Experimental Study of Oil-Water Displacement Dynamics in Berea Sandstone

Understanding pore-scale oil-water two-phase flow dynamics in reservoir rocks is fundamental for optimizing petroleum exploitation. However, limitations in real-time observation have hindered comprehensive characterization of these processes. This study employs a novel three-dimensional visualization platform that integrates online micro-CT imaging (3.78 μm resolution) with oil-water displacement experiments in Berea sandstone.
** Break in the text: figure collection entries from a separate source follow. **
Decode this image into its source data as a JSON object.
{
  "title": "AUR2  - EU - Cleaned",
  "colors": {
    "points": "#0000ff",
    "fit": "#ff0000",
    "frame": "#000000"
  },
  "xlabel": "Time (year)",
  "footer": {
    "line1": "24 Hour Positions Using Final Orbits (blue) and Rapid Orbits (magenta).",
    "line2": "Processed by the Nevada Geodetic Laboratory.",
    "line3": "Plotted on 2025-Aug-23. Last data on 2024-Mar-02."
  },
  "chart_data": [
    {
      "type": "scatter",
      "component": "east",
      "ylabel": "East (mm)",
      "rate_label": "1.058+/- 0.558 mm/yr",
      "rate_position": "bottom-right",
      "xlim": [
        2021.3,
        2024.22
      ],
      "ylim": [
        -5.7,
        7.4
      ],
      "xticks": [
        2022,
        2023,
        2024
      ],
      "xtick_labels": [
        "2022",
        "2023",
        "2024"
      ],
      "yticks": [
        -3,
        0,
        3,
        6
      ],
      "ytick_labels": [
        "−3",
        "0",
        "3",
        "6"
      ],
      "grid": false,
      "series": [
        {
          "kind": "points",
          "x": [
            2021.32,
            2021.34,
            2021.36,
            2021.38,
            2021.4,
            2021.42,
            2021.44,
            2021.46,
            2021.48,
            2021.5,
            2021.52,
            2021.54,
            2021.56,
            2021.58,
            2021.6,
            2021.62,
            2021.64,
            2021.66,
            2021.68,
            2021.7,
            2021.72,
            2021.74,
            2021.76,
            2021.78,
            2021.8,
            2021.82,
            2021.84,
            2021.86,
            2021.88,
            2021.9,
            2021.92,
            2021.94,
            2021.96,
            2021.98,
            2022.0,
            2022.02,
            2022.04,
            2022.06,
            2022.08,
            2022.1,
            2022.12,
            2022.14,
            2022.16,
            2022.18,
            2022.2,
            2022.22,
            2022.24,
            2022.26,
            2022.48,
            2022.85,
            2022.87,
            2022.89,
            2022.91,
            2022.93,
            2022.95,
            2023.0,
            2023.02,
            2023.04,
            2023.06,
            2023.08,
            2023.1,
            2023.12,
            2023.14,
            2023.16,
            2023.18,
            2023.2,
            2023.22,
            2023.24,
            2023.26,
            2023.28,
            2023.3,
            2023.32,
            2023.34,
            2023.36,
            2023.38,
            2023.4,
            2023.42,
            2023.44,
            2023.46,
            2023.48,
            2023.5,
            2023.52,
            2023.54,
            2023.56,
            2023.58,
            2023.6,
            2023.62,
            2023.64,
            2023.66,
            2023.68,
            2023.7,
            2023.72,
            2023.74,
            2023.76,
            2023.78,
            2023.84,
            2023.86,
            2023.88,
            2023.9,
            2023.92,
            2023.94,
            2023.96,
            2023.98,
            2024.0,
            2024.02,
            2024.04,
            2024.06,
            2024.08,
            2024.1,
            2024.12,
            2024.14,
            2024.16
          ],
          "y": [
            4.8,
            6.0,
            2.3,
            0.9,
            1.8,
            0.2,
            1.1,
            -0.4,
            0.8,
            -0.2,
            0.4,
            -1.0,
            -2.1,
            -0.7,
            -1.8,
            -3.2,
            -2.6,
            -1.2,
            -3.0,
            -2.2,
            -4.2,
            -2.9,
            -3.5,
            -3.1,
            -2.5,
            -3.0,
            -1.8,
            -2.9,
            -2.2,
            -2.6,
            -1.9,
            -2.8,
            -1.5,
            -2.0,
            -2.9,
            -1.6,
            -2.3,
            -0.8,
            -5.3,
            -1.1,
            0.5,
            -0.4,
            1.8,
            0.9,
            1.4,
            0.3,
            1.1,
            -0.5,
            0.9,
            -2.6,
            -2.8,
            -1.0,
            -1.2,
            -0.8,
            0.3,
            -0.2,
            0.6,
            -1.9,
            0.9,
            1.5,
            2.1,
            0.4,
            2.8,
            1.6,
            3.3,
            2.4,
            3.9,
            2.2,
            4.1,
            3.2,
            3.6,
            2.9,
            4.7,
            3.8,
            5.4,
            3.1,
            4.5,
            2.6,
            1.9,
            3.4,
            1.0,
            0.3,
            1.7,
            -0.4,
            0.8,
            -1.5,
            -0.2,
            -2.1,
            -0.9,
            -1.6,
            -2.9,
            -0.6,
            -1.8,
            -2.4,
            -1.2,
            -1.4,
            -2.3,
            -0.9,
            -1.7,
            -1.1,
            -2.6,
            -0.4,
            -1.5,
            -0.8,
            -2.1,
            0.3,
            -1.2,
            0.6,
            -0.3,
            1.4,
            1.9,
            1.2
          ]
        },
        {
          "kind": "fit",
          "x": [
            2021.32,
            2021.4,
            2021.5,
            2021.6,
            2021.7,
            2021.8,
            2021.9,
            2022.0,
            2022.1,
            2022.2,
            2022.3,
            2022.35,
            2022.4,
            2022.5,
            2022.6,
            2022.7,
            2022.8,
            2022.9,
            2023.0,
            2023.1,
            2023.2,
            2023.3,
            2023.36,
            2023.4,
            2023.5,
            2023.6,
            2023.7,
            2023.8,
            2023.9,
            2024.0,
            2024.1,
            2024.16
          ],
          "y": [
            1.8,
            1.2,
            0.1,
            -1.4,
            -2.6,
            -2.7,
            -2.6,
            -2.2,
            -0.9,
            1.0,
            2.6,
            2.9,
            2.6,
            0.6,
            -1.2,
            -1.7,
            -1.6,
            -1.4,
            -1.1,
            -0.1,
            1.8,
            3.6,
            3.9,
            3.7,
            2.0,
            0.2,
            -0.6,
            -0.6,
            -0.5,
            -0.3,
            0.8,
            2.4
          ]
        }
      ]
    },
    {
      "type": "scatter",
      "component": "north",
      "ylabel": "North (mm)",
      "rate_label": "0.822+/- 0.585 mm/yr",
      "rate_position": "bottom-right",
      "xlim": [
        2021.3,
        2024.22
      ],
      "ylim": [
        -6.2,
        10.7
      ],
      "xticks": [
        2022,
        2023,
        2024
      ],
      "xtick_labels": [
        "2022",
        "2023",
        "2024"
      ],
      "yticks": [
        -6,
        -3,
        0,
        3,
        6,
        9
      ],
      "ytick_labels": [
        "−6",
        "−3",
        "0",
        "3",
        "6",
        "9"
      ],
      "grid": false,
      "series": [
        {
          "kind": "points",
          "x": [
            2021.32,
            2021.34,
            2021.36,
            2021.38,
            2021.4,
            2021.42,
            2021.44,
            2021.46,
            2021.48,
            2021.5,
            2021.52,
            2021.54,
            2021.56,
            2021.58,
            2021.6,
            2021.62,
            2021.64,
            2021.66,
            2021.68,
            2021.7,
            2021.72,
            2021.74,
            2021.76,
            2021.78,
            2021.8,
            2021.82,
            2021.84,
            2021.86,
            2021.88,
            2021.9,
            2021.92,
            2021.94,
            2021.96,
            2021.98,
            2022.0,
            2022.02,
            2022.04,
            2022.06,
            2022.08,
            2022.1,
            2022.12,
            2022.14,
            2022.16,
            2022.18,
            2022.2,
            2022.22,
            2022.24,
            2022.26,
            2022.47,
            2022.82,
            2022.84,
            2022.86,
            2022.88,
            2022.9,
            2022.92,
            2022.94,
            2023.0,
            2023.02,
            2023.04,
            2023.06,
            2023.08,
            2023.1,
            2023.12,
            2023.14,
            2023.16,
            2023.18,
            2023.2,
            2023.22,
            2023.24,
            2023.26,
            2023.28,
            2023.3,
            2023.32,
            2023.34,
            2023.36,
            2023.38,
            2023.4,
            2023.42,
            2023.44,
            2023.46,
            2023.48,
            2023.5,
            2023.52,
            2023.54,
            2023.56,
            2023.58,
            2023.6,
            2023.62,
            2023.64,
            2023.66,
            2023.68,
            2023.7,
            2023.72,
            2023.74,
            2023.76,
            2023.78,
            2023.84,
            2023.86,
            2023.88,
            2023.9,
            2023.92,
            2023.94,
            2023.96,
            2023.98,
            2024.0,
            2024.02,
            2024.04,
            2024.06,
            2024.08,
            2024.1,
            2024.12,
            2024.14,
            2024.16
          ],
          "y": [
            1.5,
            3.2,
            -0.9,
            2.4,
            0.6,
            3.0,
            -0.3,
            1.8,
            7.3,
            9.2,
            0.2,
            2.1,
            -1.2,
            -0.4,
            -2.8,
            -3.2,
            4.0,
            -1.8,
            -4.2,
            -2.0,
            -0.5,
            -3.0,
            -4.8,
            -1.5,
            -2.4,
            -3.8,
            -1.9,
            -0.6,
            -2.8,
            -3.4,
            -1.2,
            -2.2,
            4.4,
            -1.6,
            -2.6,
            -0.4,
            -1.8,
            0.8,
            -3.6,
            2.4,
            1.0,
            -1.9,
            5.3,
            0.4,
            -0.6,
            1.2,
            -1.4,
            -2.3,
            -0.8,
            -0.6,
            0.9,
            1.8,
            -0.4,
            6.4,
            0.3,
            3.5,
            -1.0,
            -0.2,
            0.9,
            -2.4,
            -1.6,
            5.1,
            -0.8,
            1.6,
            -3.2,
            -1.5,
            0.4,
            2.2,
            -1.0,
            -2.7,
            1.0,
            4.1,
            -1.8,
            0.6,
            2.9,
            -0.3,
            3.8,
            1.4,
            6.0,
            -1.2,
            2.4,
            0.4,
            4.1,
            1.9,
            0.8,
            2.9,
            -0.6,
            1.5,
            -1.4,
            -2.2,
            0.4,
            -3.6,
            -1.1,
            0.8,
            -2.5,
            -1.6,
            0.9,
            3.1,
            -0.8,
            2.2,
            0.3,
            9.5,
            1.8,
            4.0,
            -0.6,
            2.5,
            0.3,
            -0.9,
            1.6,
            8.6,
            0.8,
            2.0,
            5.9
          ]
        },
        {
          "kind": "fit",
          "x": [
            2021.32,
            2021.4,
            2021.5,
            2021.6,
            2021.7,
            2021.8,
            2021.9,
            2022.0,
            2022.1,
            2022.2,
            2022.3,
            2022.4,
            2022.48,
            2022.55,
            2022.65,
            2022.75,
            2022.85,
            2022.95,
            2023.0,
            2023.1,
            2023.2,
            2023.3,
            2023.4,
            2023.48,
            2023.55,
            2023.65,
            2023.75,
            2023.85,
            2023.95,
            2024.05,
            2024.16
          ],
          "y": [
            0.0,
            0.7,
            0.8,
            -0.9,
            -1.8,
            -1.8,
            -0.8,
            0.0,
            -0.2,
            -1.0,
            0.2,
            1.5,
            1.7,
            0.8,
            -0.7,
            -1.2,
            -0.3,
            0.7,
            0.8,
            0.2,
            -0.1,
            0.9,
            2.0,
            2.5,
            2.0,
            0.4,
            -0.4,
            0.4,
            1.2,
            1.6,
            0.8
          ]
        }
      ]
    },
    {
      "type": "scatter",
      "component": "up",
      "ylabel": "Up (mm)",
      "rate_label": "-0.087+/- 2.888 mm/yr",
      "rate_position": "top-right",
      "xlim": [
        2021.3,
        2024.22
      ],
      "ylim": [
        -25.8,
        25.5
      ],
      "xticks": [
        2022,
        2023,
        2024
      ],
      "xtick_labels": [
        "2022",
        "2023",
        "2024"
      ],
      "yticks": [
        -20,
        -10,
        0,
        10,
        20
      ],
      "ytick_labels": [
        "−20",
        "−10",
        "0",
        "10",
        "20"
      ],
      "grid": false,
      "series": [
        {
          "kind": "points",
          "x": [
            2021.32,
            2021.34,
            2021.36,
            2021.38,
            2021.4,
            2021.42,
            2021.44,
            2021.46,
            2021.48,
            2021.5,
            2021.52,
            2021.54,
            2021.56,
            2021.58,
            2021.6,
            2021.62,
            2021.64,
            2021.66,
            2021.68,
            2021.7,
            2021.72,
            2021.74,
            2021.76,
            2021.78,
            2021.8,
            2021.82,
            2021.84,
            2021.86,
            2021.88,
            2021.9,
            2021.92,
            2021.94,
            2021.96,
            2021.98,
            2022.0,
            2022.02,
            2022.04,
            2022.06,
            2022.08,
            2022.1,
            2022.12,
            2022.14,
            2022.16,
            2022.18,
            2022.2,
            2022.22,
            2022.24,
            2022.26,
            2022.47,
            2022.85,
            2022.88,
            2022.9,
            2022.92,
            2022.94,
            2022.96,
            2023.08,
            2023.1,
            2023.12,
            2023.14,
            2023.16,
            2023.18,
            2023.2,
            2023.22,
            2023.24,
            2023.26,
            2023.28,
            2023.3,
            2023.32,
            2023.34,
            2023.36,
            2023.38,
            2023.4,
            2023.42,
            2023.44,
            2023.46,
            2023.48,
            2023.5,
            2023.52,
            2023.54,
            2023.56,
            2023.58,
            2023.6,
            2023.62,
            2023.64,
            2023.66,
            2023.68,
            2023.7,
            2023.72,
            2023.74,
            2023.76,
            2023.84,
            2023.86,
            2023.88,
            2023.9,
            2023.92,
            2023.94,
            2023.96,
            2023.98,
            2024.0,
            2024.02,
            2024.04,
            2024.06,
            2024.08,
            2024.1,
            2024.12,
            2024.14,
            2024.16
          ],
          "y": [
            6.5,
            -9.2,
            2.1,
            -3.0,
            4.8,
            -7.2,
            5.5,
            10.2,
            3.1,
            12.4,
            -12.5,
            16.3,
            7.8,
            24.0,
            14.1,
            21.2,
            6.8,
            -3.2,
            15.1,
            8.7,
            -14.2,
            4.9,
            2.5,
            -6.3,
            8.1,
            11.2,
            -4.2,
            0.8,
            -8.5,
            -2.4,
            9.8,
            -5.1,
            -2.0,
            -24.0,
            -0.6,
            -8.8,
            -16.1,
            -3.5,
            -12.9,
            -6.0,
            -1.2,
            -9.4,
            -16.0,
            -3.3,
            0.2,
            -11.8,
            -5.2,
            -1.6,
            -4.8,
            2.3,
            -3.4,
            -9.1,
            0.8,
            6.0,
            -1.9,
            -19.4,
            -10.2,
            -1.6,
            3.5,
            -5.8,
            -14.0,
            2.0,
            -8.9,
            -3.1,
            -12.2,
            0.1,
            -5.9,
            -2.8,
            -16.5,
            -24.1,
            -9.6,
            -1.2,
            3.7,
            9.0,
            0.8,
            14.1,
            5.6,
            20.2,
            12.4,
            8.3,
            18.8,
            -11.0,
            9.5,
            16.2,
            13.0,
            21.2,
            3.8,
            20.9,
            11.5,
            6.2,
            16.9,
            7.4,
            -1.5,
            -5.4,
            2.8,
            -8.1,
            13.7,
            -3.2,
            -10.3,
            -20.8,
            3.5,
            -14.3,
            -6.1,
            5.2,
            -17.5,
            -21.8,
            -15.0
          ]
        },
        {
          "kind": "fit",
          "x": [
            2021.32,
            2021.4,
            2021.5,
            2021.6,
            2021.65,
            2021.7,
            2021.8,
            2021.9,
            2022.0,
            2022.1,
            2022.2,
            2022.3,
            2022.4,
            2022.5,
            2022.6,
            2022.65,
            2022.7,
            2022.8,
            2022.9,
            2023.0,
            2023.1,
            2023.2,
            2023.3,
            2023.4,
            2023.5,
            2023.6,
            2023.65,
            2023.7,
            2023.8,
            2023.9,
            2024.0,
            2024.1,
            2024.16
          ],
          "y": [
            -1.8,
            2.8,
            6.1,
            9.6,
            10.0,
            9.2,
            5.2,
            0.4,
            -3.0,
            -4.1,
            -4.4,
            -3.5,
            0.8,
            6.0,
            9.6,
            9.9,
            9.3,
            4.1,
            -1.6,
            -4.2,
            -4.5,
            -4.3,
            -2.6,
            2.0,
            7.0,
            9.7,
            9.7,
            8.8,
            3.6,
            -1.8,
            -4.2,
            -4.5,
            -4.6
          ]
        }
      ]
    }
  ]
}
Experiments conducted at 20 °C and 50 °C across flow rates (0.10–0.35 mL/min) revealed distinct temperature-dependent saturation patterns: non-monotonic N-type behavior (initial increase, decrease, and then increase with flow rate) at 20 °C and V-type behavior (initial decrease followed by increase) at 50 °C, accounting for 76.0–94.3% of observed variations. Quantitative analysis demonstrated that these dominant patterns correlate with the evolution of maximum oil cluster volumes and their dynamic merging-splitting processes. Significantly, we identified temperature-sensitive preferential flow pathways that maintain stable oil phases independent of flow rate variations, occupying 17.1% and 13.6% of pore space at 20 °C and 50 °C, respectively. These findings advance our understanding of oil migration mechanisms by revealing temperature-dependent non-monotonic saturation patterns and quantifying the dynamics of preferential pathway formation, providing insights for optimizing reservoir development through enhanced characterization of fluid distribution patterns at varying depths and temperature conditions.